Услышав, как Уолси выражает эти чувства, лицо Генриха вспыхнуло от ярости, и угрожающий хмурый взгляд исказил его лоб.

«Может ли быть, — крикнул он, — что ты смеешь обращаться ко мне в такой манере? Я накажу самого Папу, если он откажет в своей санкции. Он будет мериться своей силой с моей! Он дрожит, потому что Карл V уже на его границе. Я заставлю его дрожать теперь, в свою очередь! Я женюсь на Анне Болейн — да, я женюсь на ней на глазах у всего мира!»

«Что вы говорите, сир? Анна Болейн!» — крикнул Уолси.

«Да, Анна Болейн!» — ответил король, глядя на Уолси со своим обычным высокомерным и презрительным выражением. «Ты хорошо ее знаешь. Она прикреплена к службе Екатерины».

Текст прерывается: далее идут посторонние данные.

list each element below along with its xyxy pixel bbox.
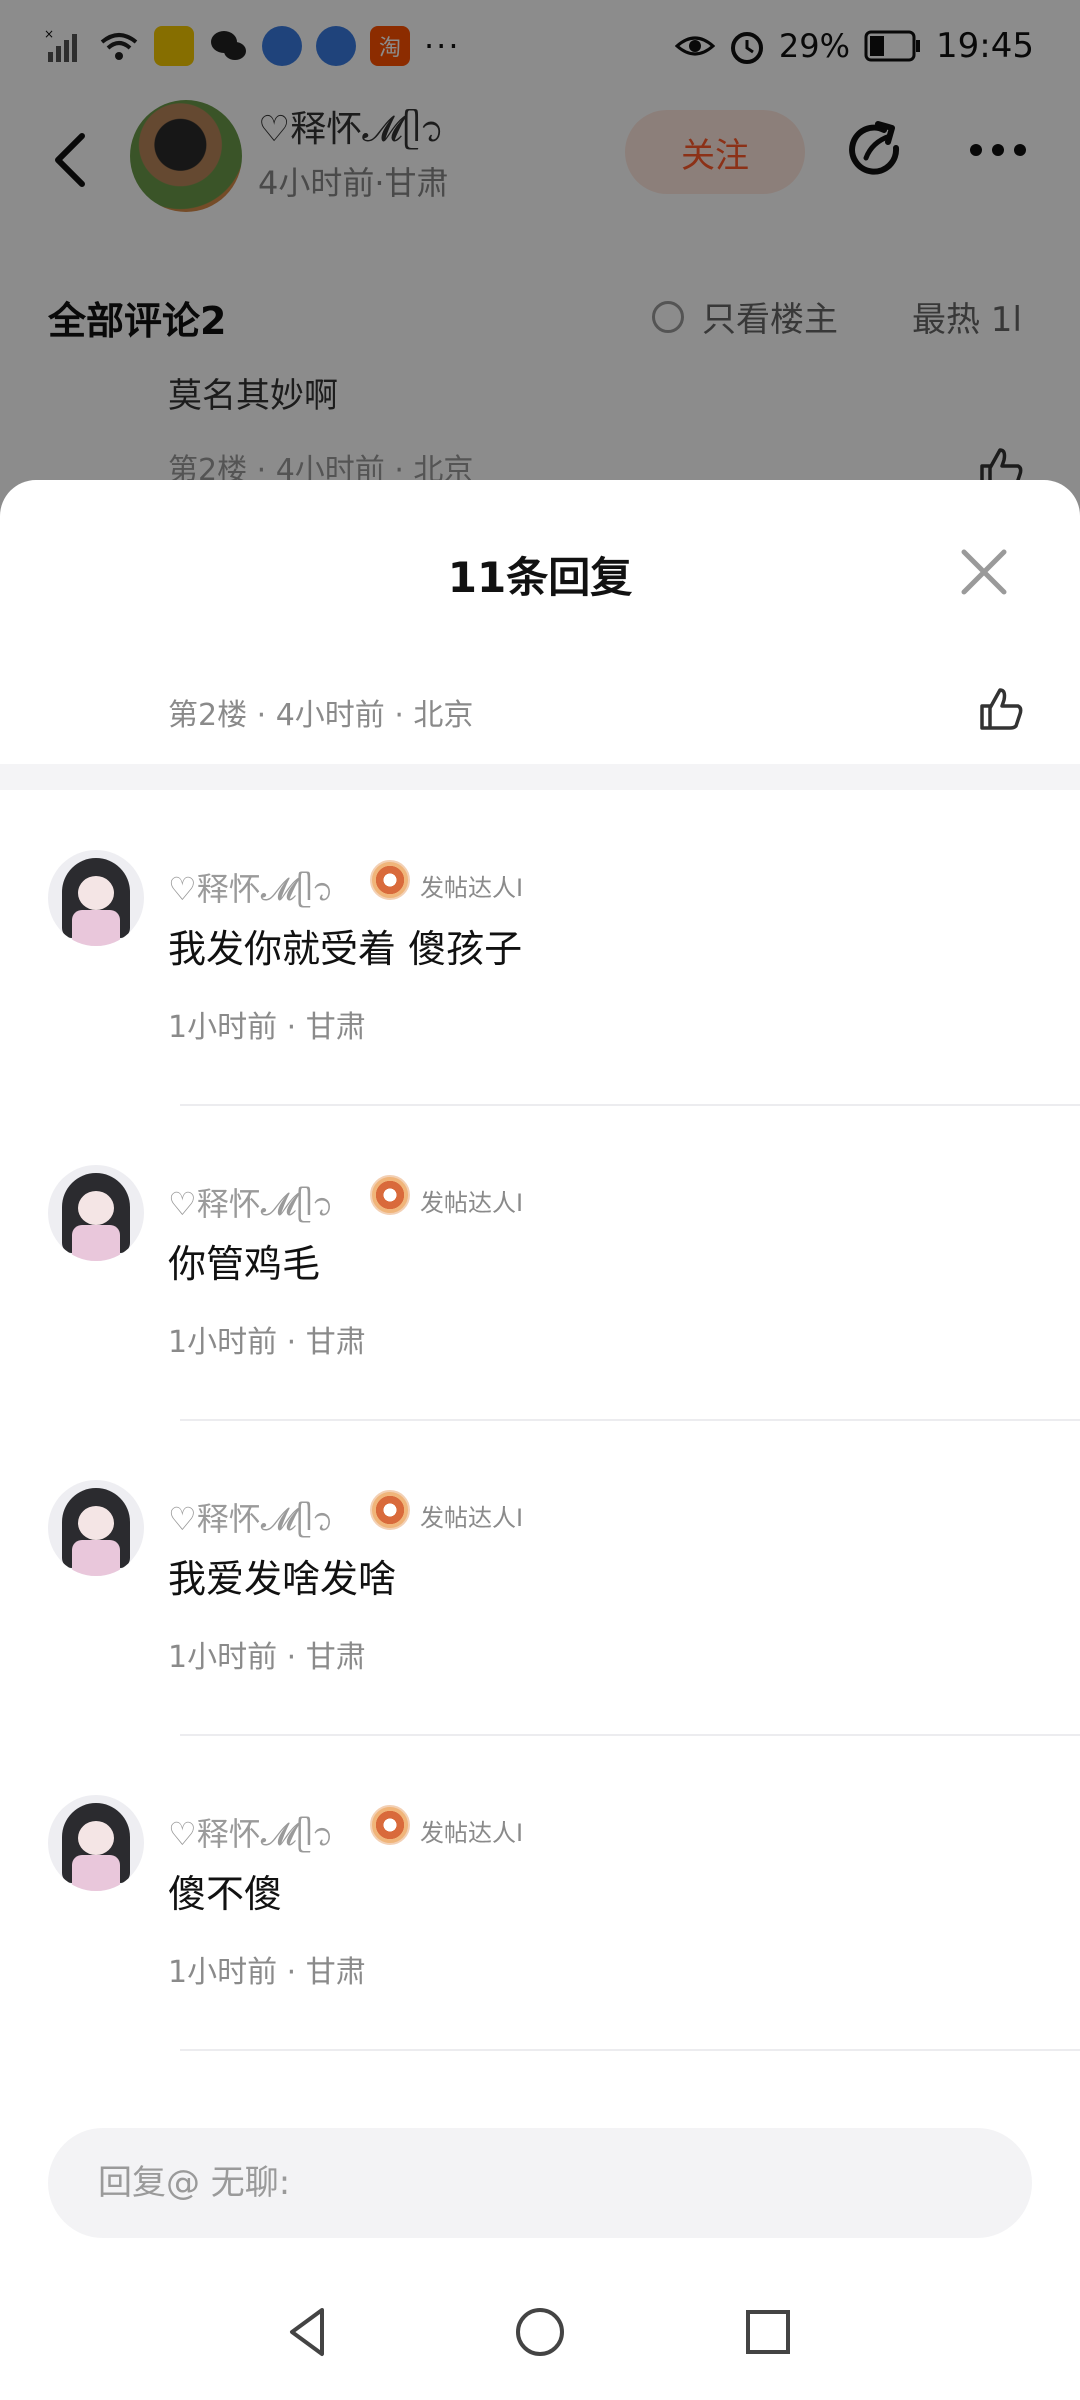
reply-text: 傻不傻 <box>168 1872 283 1916</box>
reply-item[interactable]: ♡释怀𝓜ᥫ᭡ 发帖达人I 你管鸡毛 1小时前 · 甘肃 <box>0 1165 1080 1480</box>
divider <box>180 2049 1080 2051</box>
reply-text: 我发你就受着 傻孩子 <box>168 927 523 971</box>
badge-label: 发帖达人I <box>420 1189 524 1217</box>
like-icon[interactable] <box>976 684 1026 734</box>
badge-icon <box>370 1490 410 1530</box>
reply-meta: 1小时前 · 甘肃 <box>168 1955 366 1990</box>
badge-label: 发帖达人I <box>420 1504 524 1532</box>
screen: × 淘 ··· 29% 19:45 ♡释怀𝓜ᥫ᭡ 4小时前·甘肃 关注 全部评论… <box>0 0 1080 2400</box>
close-icon[interactable] <box>958 546 1010 598</box>
reply-meta: 1小时前 · 甘肃 <box>168 1010 366 1045</box>
nav-recents-icon[interactable] <box>736 2300 800 2364</box>
nav-back-icon[interactable] <box>276 2300 340 2364</box>
badge-icon <box>370 860 410 900</box>
divider <box>180 1419 1080 1421</box>
replies-sheet: 11条回复 第2楼 · 4小时前 · 北京 ♡释怀𝓜ᥫ᭡ 发帖达人I 我发你就受… <box>0 480 1080 2400</box>
reply-input[interactable] <box>48 2128 1032 2238</box>
reply-meta: 1小时前 · 甘肃 <box>168 1325 366 1360</box>
system-nav-bar <box>0 2270 1080 2400</box>
reply-bar <box>0 2100 1080 2240</box>
reply-item[interactable]: ♡释怀𝓜ᥫ᭡ 发帖达人I 傻不傻 1小时前 · 甘肃 <box>0 1795 1080 2110</box>
divider <box>180 1734 1080 1736</box>
nav-home-icon[interactable] <box>508 2300 572 2364</box>
badge-label: 发帖达人I <box>420 1819 524 1847</box>
sheet-title: 11条回复 <box>447 553 633 602</box>
badge-label: 发帖达人I <box>420 874 524 902</box>
avatar[interactable] <box>48 1480 144 1576</box>
section-divider <box>0 764 1080 790</box>
reply-author-name[interactable]: ♡释怀𝓜ᥫ᭡ <box>168 1494 334 1554</box>
avatar[interactable] <box>48 1795 144 1891</box>
badge-icon <box>370 1175 410 1215</box>
reply-meta: 1小时前 · 甘肃 <box>168 1640 366 1675</box>
reply-item[interactable]: ♡释怀𝓜ᥫ᭡ 发帖达人I 我发你就受着 傻孩子 1小时前 · 甘肃 <box>0 850 1080 1165</box>
reply-author-name[interactable]: ♡释怀𝓜ᥫ᭡ <box>168 1809 334 1869</box>
reply-text: 你管鸡毛 <box>168 1242 321 1286</box>
divider <box>180 1104 1080 1106</box>
badge-icon <box>370 1805 410 1845</box>
reply-author-name[interactable]: ♡释怀𝓜ᥫ᭡ <box>168 1179 334 1239</box>
reply-text: 我爱发啥发啥 <box>168 1557 397 1601</box>
avatar[interactable] <box>48 1165 144 1261</box>
avatar[interactable] <box>48 850 144 946</box>
parent-comment-meta: 第2楼 · 4小时前 · 北京 <box>168 698 474 733</box>
reply-item[interactable]: ♡释怀𝓜ᥫ᭡ 发帖达人I 我爱发啥发啥 1小时前 · 甘肃 <box>0 1480 1080 1795</box>
reply-author-name[interactable]: ♡释怀𝓜ᥫ᭡ <box>168 864 334 924</box>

«Леди Анна Болейн!» — снова крикнул Уолси после минутного молчания, ибо изумление почти на время лишило его дара речи и дыхания. «Леди Анна Болейн! Король Англии, великий Генрих, желает, значит, жениться на Анне Болейн! Почему, если вы обдумывали такой брак, как этот, вы послали меня искать союза с Францией и предложить руку вашей дочери в браке герцогу Орлеанскому? И почему вы дали мне указание заявить Франциску I, что ваше желание — посадить на трон Англии принцессу его крови? Только этими представлениями и обещаниями мне удалось склонить его подписать договор, который лишил Екатерину всякой помощи. Вы заверили меня в своем полном одобрении этих переговоров. Этот союз с Францией был единственным средством, с помощью которого можно было обеспечить себе какую-либо реальную защиту против Папы и Императора. Вы полагаете, что Карл V спокойно позволит вам лишить его тетю ее положения и титула королевы Англии?» Здесь Уолси замолчал, полностью охваченный негодованием.

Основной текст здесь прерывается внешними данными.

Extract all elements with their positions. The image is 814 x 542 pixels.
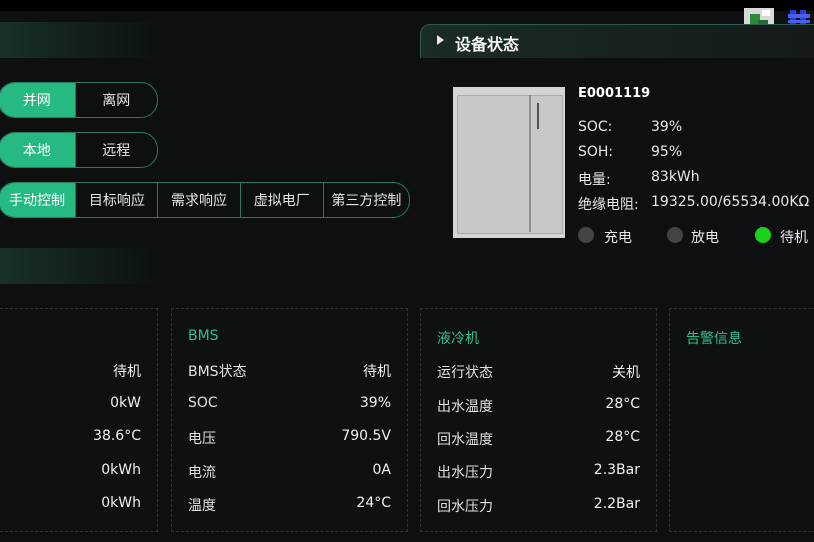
remote-option[interactable]: 远程: [76, 133, 157, 167]
bms-card: BMS BMS状态 待机 SOC 39% 电压 790.5V 电流 0A 温度 24°C: [171, 308, 408, 532]
pcs-row-power: 0kW: [110, 395, 141, 411]
energy-label: 电量:: [578, 172, 611, 188]
demand-response-option[interactable]: 需求响应: [158, 183, 241, 217]
pcs-row-temperature: 38.6°C: [93, 428, 141, 444]
triangle-right-icon: [437, 35, 444, 45]
left-panel-header-2: [0, 248, 156, 284]
soc-label: SOC:: [578, 119, 613, 135]
off-grid-option[interactable]: 离网: [76, 83, 157, 117]
local-option[interactable]: 本地: [0, 133, 76, 167]
bms-row-current: 电流 0A: [188, 462, 391, 481]
cooler-row-return-temp: 回水温度 28°C: [437, 429, 640, 448]
grid-connected-option[interactable]: 并网: [0, 83, 76, 117]
control-location-toggle: 本地 远程: [0, 132, 158, 168]
device-id: E0001119: [578, 86, 651, 101]
charging-label: 充电: [604, 230, 632, 246]
run-state-indicators: 充电 放电 待机: [578, 226, 814, 246]
top-bar: [0, 0, 814, 11]
standby-label: 待机: [780, 230, 808, 246]
energy-value: 83kWh: [651, 169, 700, 185]
bms-row-status: BMS状态 待机: [188, 364, 391, 380]
bms-row-temperature: 温度 24°C: [188, 495, 391, 514]
soh-label: SOH:: [578, 144, 614, 160]
device-status-header: 设备状态: [420, 24, 814, 58]
alarm-card-title: 告警信息: [686, 331, 742, 347]
bms-row-voltage: 电压 790.5V: [188, 428, 391, 447]
manual-control-option[interactable]: 手动控制: [0, 183, 77, 217]
third-party-control-option[interactable]: 第三方控制: [324, 183, 409, 217]
cooler-row-outlet-temp: 出水温度 28°C: [437, 396, 640, 415]
cooler-row-return-pressure: 回水压力 2.2Bar: [437, 496, 640, 515]
soc-value: 39%: [651, 119, 683, 135]
bms-row-soc: SOC 39%: [188, 395, 391, 411]
pcs-row-discharge-energy: 0kWh: [101, 495, 141, 511]
battery-cabinet-image: [453, 87, 565, 238]
pcs-row-charge-energy: 0kWh: [101, 462, 141, 478]
device-status-title: 设备状态: [455, 35, 520, 54]
soh-value: 95%: [651, 144, 683, 160]
left-panel-header: [0, 22, 156, 58]
discharging-indicator-icon: [667, 227, 683, 243]
discharging-label: 放电: [691, 230, 719, 246]
cooler-row-run-status: 运行状态 关机: [437, 365, 640, 381]
bms-card-title: BMS: [188, 328, 219, 344]
charging-indicator-icon: [578, 227, 594, 243]
liquid-cooler-card-title: 液冷机: [437, 331, 479, 347]
standby-indicator-icon: [755, 227, 771, 243]
insulation-resistance-value: 19325.00/65534.00KΩ: [651, 194, 810, 210]
virtual-power-plant-option[interactable]: 虚拟电厂: [241, 183, 324, 217]
pcs-card: 待机 0kW 38.6°C 0kWh 0kWh: [0, 308, 158, 532]
pcs-row-status: 待机: [113, 364, 141, 380]
target-response-option[interactable]: 目标响应: [76, 183, 159, 217]
insulation-resistance-label: 绝缘电阻:: [578, 197, 639, 213]
alarm-card: 告警信息: [669, 308, 814, 532]
cooler-row-outlet-pressure: 出水压力 2.3Bar: [437, 462, 640, 481]
grid-mode-toggle: 并网 离网: [0, 82, 158, 118]
control-mode-tabs: 手动控制 目标响应 需求响应 虚拟电厂 第三方控制: [0, 182, 410, 218]
liquid-cooler-card: 液冷机 运行状态 关机 出水温度 28°C 回水温度 28°C 出水压力 2.3Bar …: [420, 308, 657, 532]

«Карл! — ответил король. — Карл? Я могу легко справиться с ним и успокоить его прекрасными обещаниями и долгими переговорами. Что касается нашего Святого Отца, я подниму достаточно раздоров, чтобы занять его руки настолько, что он не сможет заниматься ничем другим. Ссоры Австрии и Франции всегда заканчиваются тем, что обрушиваются на его голову, и я полагаю, он не скоро забудет разграбление Рима и свое прежнее заключение».

«Да, но вы забываете, — сказал Уолси, — что король Франции обвинит вас в вопиющем вероломстве: и навлечете ли вы на себя их отвращение, чтобы жениться на Анне Болейн?»

Министр произнес эти последние слова с выражением и тоном такого презрительного пренебрежения, что в страшной степени возбудил негодование короля, привыкшего только к лести и рабскому подобострастию своих придворных. В то же время он был вынужден почувствовать силу доводов кардинала, хотя правда лишь послужила еще больше раздражить и разъярить его.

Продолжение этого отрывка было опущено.